Minneapolis College vocal instructor Sarah M. Greer defines "good" singing as a resonant tone produced with ease. But, she points out opinions on singing voices are subjective, individual and cultural.
"What we think of us as good sound here in Minnesota, in the United States, might be different from what we think of good sound in South Asia or Australia," Greer says.
She believes singing is an athletic activity and we all start at different places. Differences in vocal folds, mouths, and throats can produce unique voices. Growing up around good sound helps too, as many singers learn from imitation.
"Some of us are Michael Phelps and some of us are in the kiddie pool," she says. "Some people just understand innately the things you need to sound good."
Greer points to three basics to singing well. First, she says people need to be able to match the rhythm and timing of the music. Second, they need to be able to remembers the notes, the phrases and the words. And, third, they need to be able to match a pitch accurately. She said the third component is usually the hardest.

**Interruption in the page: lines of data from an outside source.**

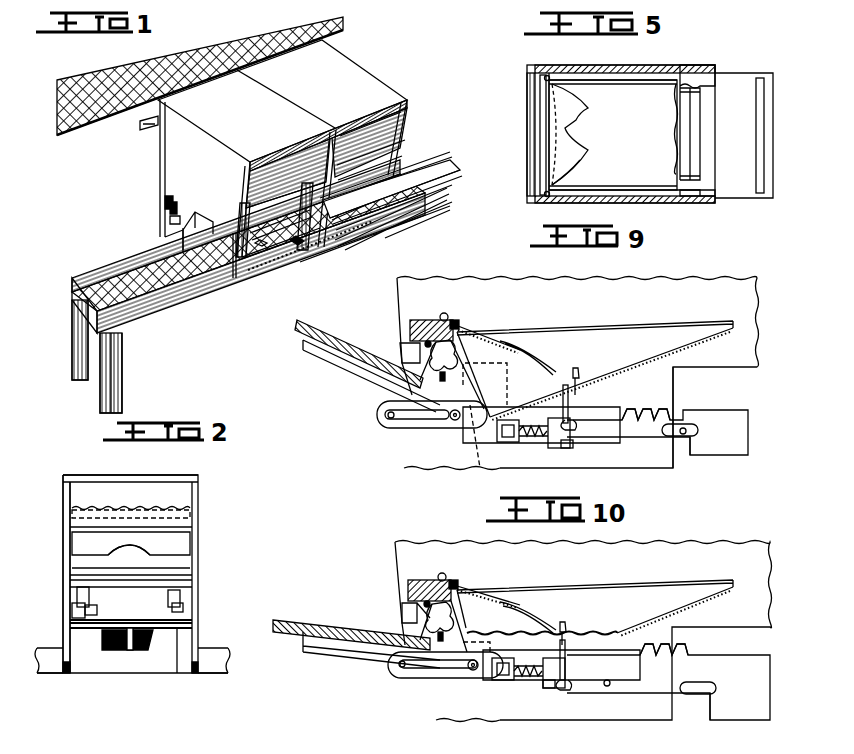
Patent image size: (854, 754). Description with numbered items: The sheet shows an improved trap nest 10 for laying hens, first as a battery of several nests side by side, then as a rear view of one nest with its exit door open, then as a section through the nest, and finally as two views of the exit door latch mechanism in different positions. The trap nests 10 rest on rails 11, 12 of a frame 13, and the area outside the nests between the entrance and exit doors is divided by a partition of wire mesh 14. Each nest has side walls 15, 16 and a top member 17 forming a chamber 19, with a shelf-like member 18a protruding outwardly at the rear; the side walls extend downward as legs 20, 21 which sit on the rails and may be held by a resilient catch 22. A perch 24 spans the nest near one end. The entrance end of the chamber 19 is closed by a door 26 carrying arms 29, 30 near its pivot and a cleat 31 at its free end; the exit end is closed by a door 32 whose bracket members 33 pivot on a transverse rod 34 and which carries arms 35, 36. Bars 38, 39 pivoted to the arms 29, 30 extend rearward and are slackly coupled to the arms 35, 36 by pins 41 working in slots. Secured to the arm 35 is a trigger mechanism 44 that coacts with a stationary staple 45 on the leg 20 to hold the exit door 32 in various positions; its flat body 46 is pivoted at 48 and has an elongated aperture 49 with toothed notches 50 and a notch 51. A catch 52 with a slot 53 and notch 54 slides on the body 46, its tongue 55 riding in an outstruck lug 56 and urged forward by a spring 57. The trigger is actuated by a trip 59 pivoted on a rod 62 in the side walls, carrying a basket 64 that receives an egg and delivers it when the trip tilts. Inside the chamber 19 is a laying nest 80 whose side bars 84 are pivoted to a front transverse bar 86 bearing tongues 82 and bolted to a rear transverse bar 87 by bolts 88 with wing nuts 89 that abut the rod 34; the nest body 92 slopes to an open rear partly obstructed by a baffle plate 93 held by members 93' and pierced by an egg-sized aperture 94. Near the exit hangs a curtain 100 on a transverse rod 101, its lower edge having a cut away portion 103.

In FIG. 1, the trap nest 10 is at (369, 69).
In FIG. 5, the trap nest 10 is at (520, 80).
In FIG. 2, the trap nest 10 is at (205, 511).
In FIG. 1, the rail 11 is at (88, 274).
In FIG. 2, the rail 11 is at (222, 675).
In FIG. 1, the rail 12 is at (155, 307).
In FIG. 1, the frame 13 is at (94, 404).
In FIG. 1, the wire mesh 14 is at (94, 124).
In FIG. 1, the side wall 15 is at (338, 135).
In FIG. 5, the side wall 15 is at (690, 198).
In FIG. 2, the side wall 15 is at (196, 558).
In FIG. 1, the side wall 16 is at (323, 140).
In FIG. 5, the side wall 16 is at (580, 66).
In FIG. 9, the side wall 16 is at (745, 292).
In FIG. 2, the side wall 16 is at (62, 490).
In FIG. 10, the side wall 16 is at (685, 550).
In FIG. 1, the top member 17 is at (335, 72).
In FIG. 2, the top member 17 is at (83, 475).
In FIG. 1, the shelf-like member 18a is at (140, 125).
In FIG. 1, the chamber 19 is at (400, 128).
In FIG. 5, the chamber 19 is at (614, 98).
In FIG. 9, the chamber 19 is at (483, 272).
In FIG. 2, the chamber 19 is at (184, 571).
In FIG. 10, the chamber 19 is at (630, 566).
In FIG. 1, the leg 20 is at (183, 236).
In FIG. 9, the leg 20 is at (674, 384).
In FIG. 2, the leg 20 is at (200, 660).
In FIG. 1, the leg 21 is at (340, 240).
In FIG. 1, the resilient catch 22 is at (300, 244).
In FIG. 2, the resilient catch 22 is at (66, 674).
In FIG. 1, the transverse member or perch 24 is at (385, 163).
In FIG. 5, the transverse member or perch 24 is at (700, 66).
In FIG. 1, the entrance door 26 is at (447, 196).
In FIG. 5, the entrance door 26 is at (745, 74).
In FIG. 1, the arm 29 is at (318, 238).
In FIG. 1, the arm 30 is at (248, 262).
In FIG. 1, the cleat 31 is at (423, 200).
In FIG. 5, the cleat 31 is at (768, 106).
In FIG. 1, the exit door 32 is at (160, 159).
In FIG. 5, the exit door 32 is at (527, 99).
In FIG. 9, the exit door 32 is at (332, 332).
In FIG. 2, the exit door 32 is at (184, 587).
In FIG. 10, the exit door 32 is at (306, 624).
In FIG. 9, the bracket member 33 is at (402, 352).
In FIG. 10, the bracket member 33 is at (402, 608).
In FIG. 9, the transverse rod 34 is at (424, 345).
In FIG. 10, the transverse rod 34 is at (423, 605).
In FIG. 9, the arm 35 is at (366, 374).
In FIG. 2, the arm 35 is at (72, 590).
In FIG. 10, the arm 35 is at (330, 658).
In FIG. 1, the arm 36 is at (170, 222).
In FIG. 2, the arm 36 is at (189, 596).
In FIG. 1, the bar 38 is at (266, 246).
In FIG. 9, the bar 38 is at (377, 403).
In FIG. 2, the bar 38 is at (98, 604).
In FIG. 10, the bar 38 is at (390, 680).
In FIG. 1, the bar 39 is at (166, 200).
In FIG. 2, the bar 39 is at (184, 610).
In FIG. 9, the pin 41 is at (452, 422).
In FIG. 10, the pin 41 is at (470, 672).
In FIG. 9, the trigger mechanism 44 is at (756, 418).
In FIG. 2, the trigger mechanism 44 is at (66, 615).
In FIG. 10, the trigger mechanism 44 is at (764, 670).
In FIG. 9, the U-shaped member or staple 45 is at (570, 390).
In FIG. 10, the U-shaped member or staple 45 is at (562, 632).
In FIG. 9, the body portion 46 is at (750, 440).
In FIG. 10, the body portion 46 is at (730, 712).
In FIG. 9, the pivot 48 is at (536, 418).
In FIG. 10, the pivot 48 is at (543, 657).
In FIG. 9, the elongated aperture 49 is at (392, 420).
In FIG. 10, the elongated aperture 49 is at (402, 668).
In FIG. 9, the toothed notches 50 is at (666, 410).
In FIG. 10, the toothed notches 50 is at (690, 668).
In FIG. 9, the notch 51 is at (570, 418).
In FIG. 10, the notch 51 is at (592, 668).
In FIG. 9, the catch 52 is at (567, 445).
In FIG. 10, the catch 52 is at (548, 690).
In FIG. 9, the slot 53 is at (575, 430).
In FIG. 10, the slot 53 is at (568, 690).
In FIG. 9, the notch 54 is at (552, 450).
In FIG. 10, the notch 54 is at (580, 653).
In FIG. 9, the tongue 55 is at (500, 444).
In FIG. 10, the tongue 55 is at (500, 683).
In FIG. 9, the outstruck lug 56 is at (512, 444).
In FIG. 10, the outstruck lug 56 is at (514, 684).
In FIG. 9, the spring 57 is at (530, 446).
In FIG. 10, the spring 57 is at (532, 686).
In FIG. 2, the trip 59 is at (96, 630).
In FIG. 2, the rod 62 is at (177, 656).
In FIG. 2, the basket 64 is at (118, 650).
In FIG. 1, the laying nest 80 is at (378, 131).
In FIG. 5, the laying nest 80 is at (602, 83).
In FIG. 9, the laying nest 80 is at (585, 318).
In FIG. 10, the laying nest 80 is at (560, 582).
In FIG. 5, the tongues 82 is at (700, 87).
In FIG. 5, the side bar 84 is at (643, 80).
In FIG. 9, the side bar 84 is at (614, 323).
In FIG. 10, the side bar 84 is at (588, 590).
In FIG. 5, the front transverse bar 86 is at (678, 112).
In FIG. 5, the rear transverse bar 87 is at (540, 122).
In FIG. 9, the rear transverse bar 87 is at (418, 320).
In FIG. 10, the rear transverse bar 87 is at (414, 580).
In FIG. 5, the bolts 88 is at (546, 75).
In FIG. 9, the bolts 88 is at (444, 313).
In FIG. 10, the bolts 88 is at (442, 573).
In FIG. 9, the wing nuts 89 is at (455, 356).
In FIG. 10, the wing nuts 89 is at (455, 608).
In FIG. 5, the nest body 92 is at (644, 176).
In FIG. 9, the nest body 92 is at (642, 330).
In FIG. 10, the nest body 92 is at (634, 600).
In FIG. 5, the baffle plate 93 is at (584, 172).
In FIG. 9, the baffle plate 93 is at (489, 330).
In FIG. 10, the baffle plate 93 is at (488, 588).
In FIG. 9, the members 93' is at (467, 312).
In FIG. 10, the members 93' is at (469, 572).
In FIG. 5, the aperture 94 is at (584, 110).
In FIG. 9, the aperture 94 is at (521, 340).
In FIG. 10, the aperture 94 is at (518, 600).
In FIG. 2, the curtain 100 is at (180, 545).
In FIG. 2, the transverse rod 101 is at (180, 500).
In FIG. 2, the cut away portion 103 is at (132, 550).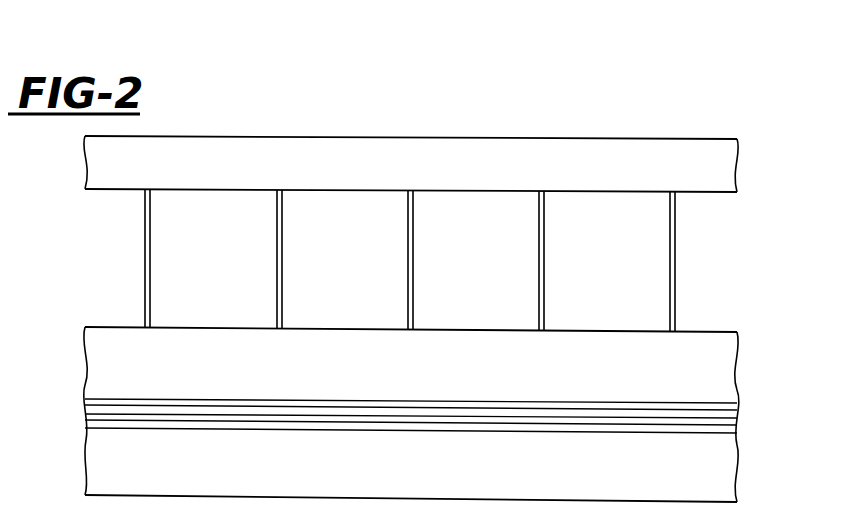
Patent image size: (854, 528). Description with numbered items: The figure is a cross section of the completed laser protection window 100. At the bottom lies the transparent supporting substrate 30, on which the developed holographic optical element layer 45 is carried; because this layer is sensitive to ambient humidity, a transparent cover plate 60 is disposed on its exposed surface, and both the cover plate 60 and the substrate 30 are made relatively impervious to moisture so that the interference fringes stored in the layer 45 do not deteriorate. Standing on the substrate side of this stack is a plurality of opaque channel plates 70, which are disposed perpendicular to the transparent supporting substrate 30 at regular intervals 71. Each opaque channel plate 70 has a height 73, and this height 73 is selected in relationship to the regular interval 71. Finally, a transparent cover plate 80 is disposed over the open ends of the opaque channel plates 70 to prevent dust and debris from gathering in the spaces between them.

The laser protection window 100 is at (313, 118).
The transparent cover plate 80 is at (737, 163).
The opaque channel plate 70 is at (277, 212).
The regular interval 71 is at (263, 259).
The height 73 is at (80, 327).
The transparent supporting substrate 30 is at (737, 374).
The holographic optical element layer 45 is at (737, 426).
The transparent cover plate 60 is at (737, 484).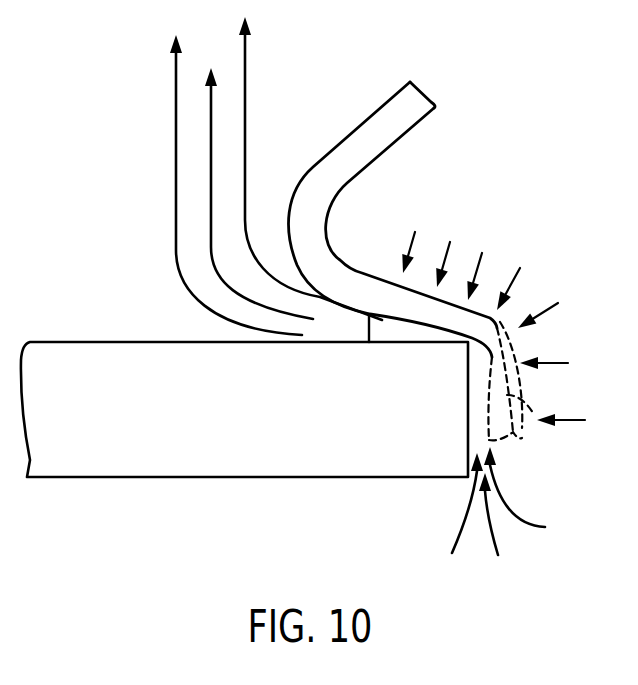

"Matching pitch is coordination," she says. "It's making the vocal cords the right length to hear the cords in your head."
She says those three components are just the basics, because what makes a voice even better are vibrato, resonant tone and good pronunciation.
The students in the Apple Valley Choir believe a big part of "good" singing is confidence. Greer says voices can improve with training and exposure.
"I would say I could teach someone to be better than they sang when we started," she says.
Ultimately, the most important pieces, Greer believes, is to enjoy what you're doing.
"Having a good voice is part of that," said Krohn. "But it's not everything."